Astute observers immediately noted Cole’s careful and deliberate c
hoice of words, with ‘calculated self-interest’ being a term popularised by Godfrey himself in criticising President Slater’s initial reaction to the IDA leak.
“Well, I must interject to remind you that neither President Slater nor Chairman Godfrey are here to defend themselves,” de Clerk said, “so while we certainly want to hear a candid statement of your views and positions, unnecessary personal asides aren’t what any of us are here for.”
“No, Godfrey’s not here,” Cole said, unaffected by the rebuke. “And do you know where else he’s not? London, fulfilling the position he has twice been elected to hold and has twice abandoned for a bigger paycheck and greater power! Do any of you even know who David Hearst is? The office of Prime Minister used to mean something. When I was Prime Minister, Britain was internationally relevant. Godfrey, too, until he abandoned the country twice.”

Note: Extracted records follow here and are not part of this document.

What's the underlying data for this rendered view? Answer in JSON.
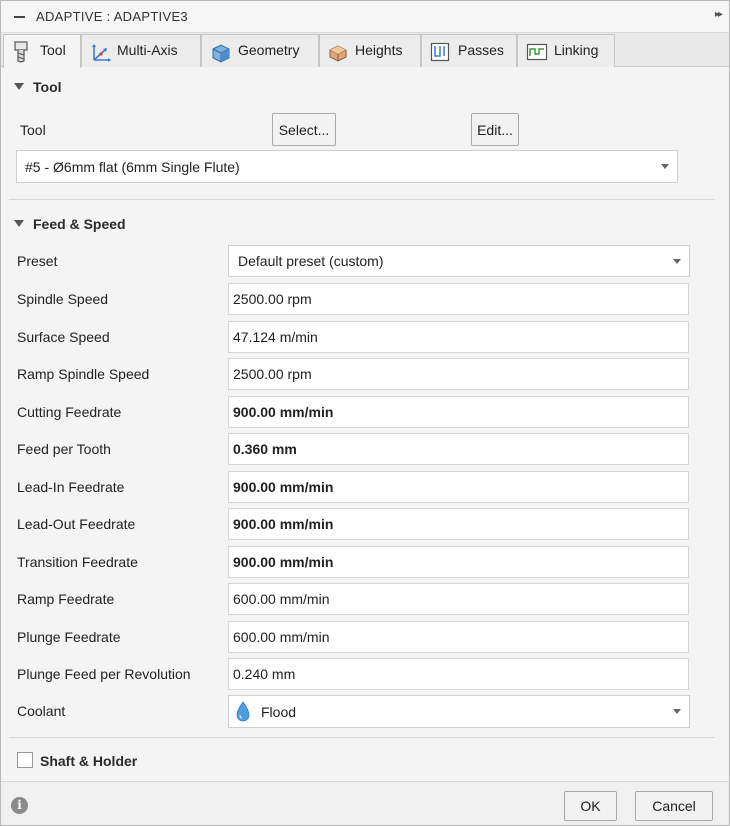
{
  "window": {
    "title": "ADAPTIVE : ADAPTIVE3"
  },
  "tabs": [
    {
      "label": "Tool",
      "icon": "end-mill-icon",
      "active": true
    },
    {
      "label": "Multi-Axis",
      "icon": "axis-icon"
    },
    {
      "label": "Geometry",
      "icon": "cube-icon"
    },
    {
      "label": "Heights",
      "icon": "heights-icon"
    },
    {
      "label": "Passes",
      "icon": "passes-icon"
    },
    {
      "label": "Linking",
      "icon": "linking-icon"
    }
  ],
  "tool_section": {
    "title": "Tool",
    "tool_label": "Tool",
    "select_label": "Select...",
    "edit_label": "Edit...",
    "tool_value": "#5 - Ø6mm flat (6mm Single Flute)"
  },
  "feed_section": {
    "title": "Feed & Speed",
    "preset_label": "Preset",
    "preset_value": "Default preset (custom)",
    "fields": [
      {
        "label": "Spindle Speed",
        "value": "2500.00 rpm",
        "bold": false
      },
      {
        "label": "Surface Speed",
        "value": "47.124 m/min",
        "bold": false
      },
      {
        "label": "Ramp Spindle Speed",
        "value": "2500.00 rpm",
        "bold": false
      },
      {
        "label": "Cutting Feedrate",
        "value": "900.00 mm/min",
        "bold": true
      },
      {
        "label": "Feed per Tooth",
        "value": "0.360 mm",
        "bold": true
      },
      {
        "label": "Lead-In Feedrate",
        "value": "900.00 mm/min",
        "bold": true
      },
      {
        "label": "Lead-Out Feedrate",
        "value": "900.00 mm/min",
        "bold": true
      },
      {
        "label": "Transition Feedrate",
        "value": "900.00 mm/min",
        "bold": true
      },
      {
        "label": "Ramp Feedrate",
        "value": "600.00 mm/min",
        "bold": false
      },
      {
        "label": "Plunge Feedrate",
        "value": "600.00 mm/min",
        "bold": false
      },
      {
        "label": "Plunge Feed per Revolution",
        "value": "0.240 mm",
        "bold": false
      }
    ],
    "coolant_label": "Coolant",
    "coolant_value": "Flood",
    "coolant_icon": "water-drop-icon"
  },
  "shaft_holder": {
    "label": "Shaft & Holder",
    "checked": false
  },
  "footer": {
    "ok_label": "OK",
    "cancel_label": "Cancel"
  },
  "colors": {
    "drop_blue": "#4a9fdc",
    "border": "#d6d6d6",
    "panel": "#f4f4f4"
  }
}
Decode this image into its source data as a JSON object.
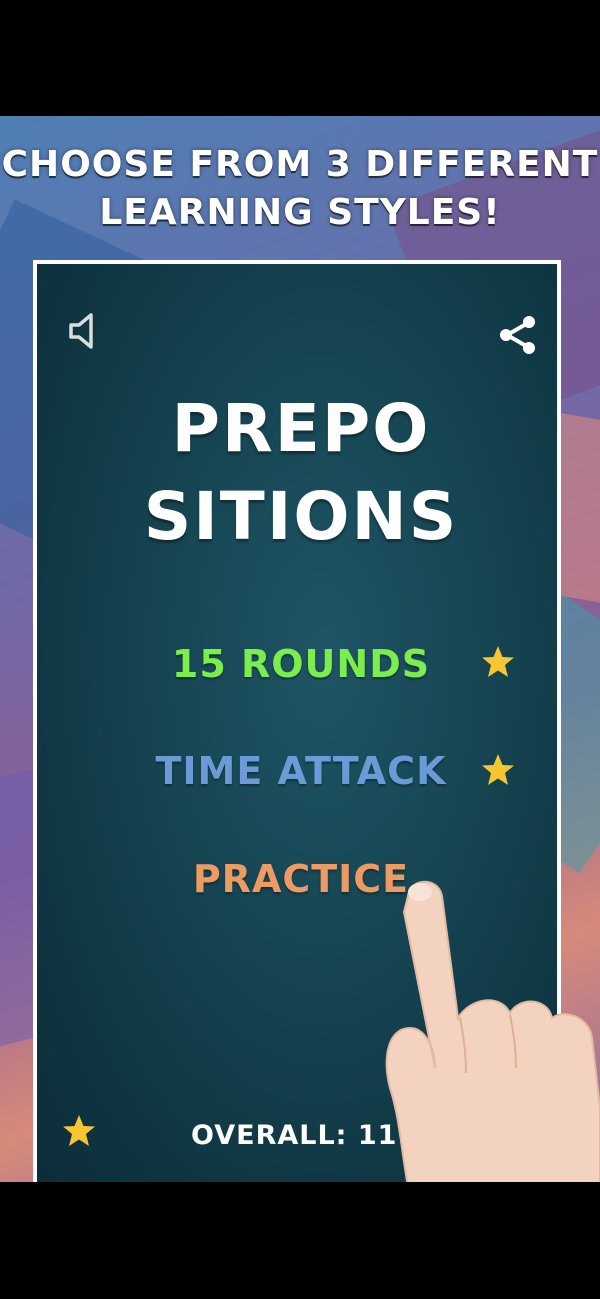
{
  "promo": {
    "headline_line1": "CHOOSE FROM 3 DIFFERENT",
    "headline_line2": "LEARNING STYLES!"
  },
  "game": {
    "title_line1": "PREPO",
    "title_line2": "SITIONS",
    "modes": [
      {
        "label": "15 ROUNDS",
        "color": "#7ded4d",
        "starred": true
      },
      {
        "label": "TIME ATTACK",
        "color": "#6b9bd6",
        "starred": true
      },
      {
        "label": "PRACTICE",
        "color": "#ee9a63",
        "starred": false
      }
    ],
    "overall_label": "OVERALL: 1179",
    "icons": [
      "speaker-icon",
      "share-icon",
      "star-icon"
    ],
    "star_color": "#f6c531"
  }
}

“In the interest of balance…” de Clerk said, “I can’t impartially allow any implication that your own time in office was all sunshine and rainbows, Mr Cole. We all know how it ended, in particular.”
“I stepped down with dignity after what I admit was a serious error of judgement,” Cole replied, “albeit one I was pushed into by Godfrey’s complete lack of action in the face of Il Diavolo’s relentless approach. Godfrey, on the other hand? He has stepped down from the office of Prime Minister not once but twice, and on both occasions for the sake of ascending to a position of greater international power! I’ll keep repeating this until the point gets through. He is a ruthless climber and a career politician, and he can talk about being ‘born to lead’ all he wants. But let me make one thing clear: I was born in the gutter and I fought my way up. There were no silver spoons or trust funds in the south side of Sheffield, I can tell you that much. I didn’t grow up going to the right schools or knowing the right handshakes, but I made it to the top through my burning desire to represent people like me — the real people, from all over this great world of ours — and I’ve contended with the snot-nosed entitlement of the likes of Godfrey and Slater all my life.”